Após os incidentes verificados na eleição do Diretório da Faculdade de Medicina, oficialmente Centro Acadêmico Napoleão Laureano, percebia-se um interesse grande da direção da escola em decretar intervenção na entidade. O diretor, Dr. Atílio Rota, teria manifestado a sua intenção em reuniões realizadas com professores da faculdade e em entendimentos com a reitoria.

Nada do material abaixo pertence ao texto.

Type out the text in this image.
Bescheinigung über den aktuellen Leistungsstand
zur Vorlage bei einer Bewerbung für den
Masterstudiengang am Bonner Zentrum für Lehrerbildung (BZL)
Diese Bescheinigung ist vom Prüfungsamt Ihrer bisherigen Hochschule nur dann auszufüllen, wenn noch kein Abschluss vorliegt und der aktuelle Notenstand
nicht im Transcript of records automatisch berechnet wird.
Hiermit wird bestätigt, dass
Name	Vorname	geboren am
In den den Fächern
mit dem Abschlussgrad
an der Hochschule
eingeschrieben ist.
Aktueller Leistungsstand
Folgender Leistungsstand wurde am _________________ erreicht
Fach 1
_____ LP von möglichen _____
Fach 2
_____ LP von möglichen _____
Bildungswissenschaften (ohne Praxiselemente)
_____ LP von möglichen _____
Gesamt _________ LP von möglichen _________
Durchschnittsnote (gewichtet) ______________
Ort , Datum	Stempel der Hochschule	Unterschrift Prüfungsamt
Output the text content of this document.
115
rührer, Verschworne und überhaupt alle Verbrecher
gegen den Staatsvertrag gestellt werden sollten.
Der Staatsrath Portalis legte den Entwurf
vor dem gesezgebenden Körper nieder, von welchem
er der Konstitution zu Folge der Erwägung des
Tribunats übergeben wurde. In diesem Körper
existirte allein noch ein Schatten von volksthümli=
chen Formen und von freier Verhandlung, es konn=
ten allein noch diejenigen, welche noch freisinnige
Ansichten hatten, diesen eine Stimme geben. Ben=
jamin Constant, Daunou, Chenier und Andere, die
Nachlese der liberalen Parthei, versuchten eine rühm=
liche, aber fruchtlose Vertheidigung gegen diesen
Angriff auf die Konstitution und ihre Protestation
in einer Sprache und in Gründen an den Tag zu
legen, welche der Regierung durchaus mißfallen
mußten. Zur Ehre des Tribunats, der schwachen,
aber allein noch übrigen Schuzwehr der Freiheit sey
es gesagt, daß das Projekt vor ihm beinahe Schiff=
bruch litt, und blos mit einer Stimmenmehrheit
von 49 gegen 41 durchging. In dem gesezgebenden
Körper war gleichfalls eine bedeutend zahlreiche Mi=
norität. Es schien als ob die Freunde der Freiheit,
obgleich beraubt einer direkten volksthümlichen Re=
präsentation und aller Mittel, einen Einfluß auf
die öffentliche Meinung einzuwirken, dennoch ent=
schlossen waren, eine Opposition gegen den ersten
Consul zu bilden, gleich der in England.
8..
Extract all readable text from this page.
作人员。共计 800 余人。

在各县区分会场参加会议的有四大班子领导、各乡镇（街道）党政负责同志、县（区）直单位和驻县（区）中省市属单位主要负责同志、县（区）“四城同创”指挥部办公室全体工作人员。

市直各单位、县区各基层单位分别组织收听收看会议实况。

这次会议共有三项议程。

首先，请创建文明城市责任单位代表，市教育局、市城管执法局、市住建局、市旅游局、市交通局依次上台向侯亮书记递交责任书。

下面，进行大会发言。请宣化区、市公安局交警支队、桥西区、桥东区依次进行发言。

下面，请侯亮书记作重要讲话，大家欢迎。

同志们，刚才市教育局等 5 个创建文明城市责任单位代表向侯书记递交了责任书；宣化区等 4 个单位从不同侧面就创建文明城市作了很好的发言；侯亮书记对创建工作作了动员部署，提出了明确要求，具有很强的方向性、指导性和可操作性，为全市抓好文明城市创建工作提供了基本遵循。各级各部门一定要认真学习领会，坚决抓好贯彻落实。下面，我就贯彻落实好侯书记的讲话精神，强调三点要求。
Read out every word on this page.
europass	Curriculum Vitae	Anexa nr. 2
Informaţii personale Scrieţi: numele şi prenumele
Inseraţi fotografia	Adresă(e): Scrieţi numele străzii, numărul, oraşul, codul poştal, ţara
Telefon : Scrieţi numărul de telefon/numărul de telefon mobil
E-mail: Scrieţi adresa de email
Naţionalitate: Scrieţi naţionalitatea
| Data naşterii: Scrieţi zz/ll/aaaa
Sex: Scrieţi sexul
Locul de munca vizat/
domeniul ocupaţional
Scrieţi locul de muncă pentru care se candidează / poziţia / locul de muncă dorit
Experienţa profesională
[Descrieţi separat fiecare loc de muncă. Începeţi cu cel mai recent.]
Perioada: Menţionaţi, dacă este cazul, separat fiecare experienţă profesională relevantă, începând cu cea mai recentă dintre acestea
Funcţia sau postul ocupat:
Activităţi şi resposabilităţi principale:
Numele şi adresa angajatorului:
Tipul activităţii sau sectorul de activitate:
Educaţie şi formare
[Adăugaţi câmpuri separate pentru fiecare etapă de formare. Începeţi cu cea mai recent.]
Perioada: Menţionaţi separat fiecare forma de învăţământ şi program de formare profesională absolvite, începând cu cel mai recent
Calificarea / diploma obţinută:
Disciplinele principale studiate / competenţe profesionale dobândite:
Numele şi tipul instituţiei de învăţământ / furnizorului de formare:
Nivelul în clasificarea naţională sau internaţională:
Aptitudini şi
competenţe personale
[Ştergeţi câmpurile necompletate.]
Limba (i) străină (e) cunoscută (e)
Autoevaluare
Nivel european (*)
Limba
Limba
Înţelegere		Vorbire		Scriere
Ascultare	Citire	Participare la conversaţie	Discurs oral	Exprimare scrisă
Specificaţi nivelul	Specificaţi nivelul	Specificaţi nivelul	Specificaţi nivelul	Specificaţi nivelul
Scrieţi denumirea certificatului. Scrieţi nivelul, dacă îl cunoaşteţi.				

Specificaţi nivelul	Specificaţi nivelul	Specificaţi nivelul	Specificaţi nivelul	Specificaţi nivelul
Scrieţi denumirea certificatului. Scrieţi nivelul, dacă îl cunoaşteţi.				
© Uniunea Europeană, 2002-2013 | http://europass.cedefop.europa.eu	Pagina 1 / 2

Todavia, entre os estudantes o clima era de objeção à intervenção, o que ensejou diversos encontros de debates entre eles, reivindicando, se mantida a anulação do pleito do dia dezesseis, pelo menos a realização de uma nova eleição.O universitário João Roberto, um dos candidatos, se dizia prejudicado pela armação montada pelos adversários com o intuito de evitar sua eleição, considerada favorita por todos.
A Congregação da Faculdade de Medicina, porém, mesmo em divergência com a orientação da direção da escola, decidiu autorizar a realização de nova eleição no dia vinte e cinco de agosto, afastando a possibilidade de intervenção. Deliberou ainda no sentido de que fosse dada continuidade aos trabalhos da Comissão de Inquérito para apurar os incidentes do dia dezesseis. O universitário Ricardo Maia foi designado para responder pela presidência do diretório até que fosse conhecido o eleito.
O processo eleitoral foi novamente dirigido pelo Dr. Reinaldo Rangel, mantidas as chapas anteriormente inscritas, lideradas pelos estudantes João Roberto Borges da Souza, terceiranista do curso de medicina, e Carlos Augusto Steimbach Silva, que freqüentava o quinto ano daquela faculdade.
Dessa vez o pleito transcorreu na mais absoluta normalidade, registrando-se o seguinte resultado após apuração dos sufrágios: João Roberto – 90 votos; Carlos Silva -34; nulos – 42 e brancos – 14.
Ato contínuo foi empossado o vencedor, concluindo assim as eleições universitárias da Universidade Federal da Paraíba, em 1968, destacadas em nível nacional pela ousadia da escolha da direção do Diretório Central dos Estudantes sido feita pelo voto direto dos estudantes, contrariando determinação do decreto Aragão que recomendava eleição indireta com participação dos representantes dos Diretórios Acadêmicos.
Naquele ano os estudantes de medicina tinham uma bandeira a mais na sua luta política. A oferta de vagas no curso era insuficiente para atender a demanda. Daí o surgimento da figura dos “excedentes”, candidatos aprovados nos vestibulares que não podiam matricular-se porque as faculdades não dispunham de vagas. Esse era especialmente um movimento reivindicatório dos estudantes da área médica. Por isso o entendimento de que nas suas organizações representativas não poderiam estar lideranças comprometidas com o sistema, alienadas da expressão ideológica que o movimento estudantil trazia em si, brigando com o governo pela democratização do ensino brasileiro.
Foi com esse discurso que João Roberto conseguiu a adesão da grande maioria dos votantes nas eleições do diretório da Faculdade de Medicina de João Pessoa. Aos adversários impunha um conceito de elitistas, lideranças estudantis apoiadas pela direção da escola e pela reitoria.
• esse texto faz parte da série COMO A PARAÍBA VIVEU O ANO DE 1968.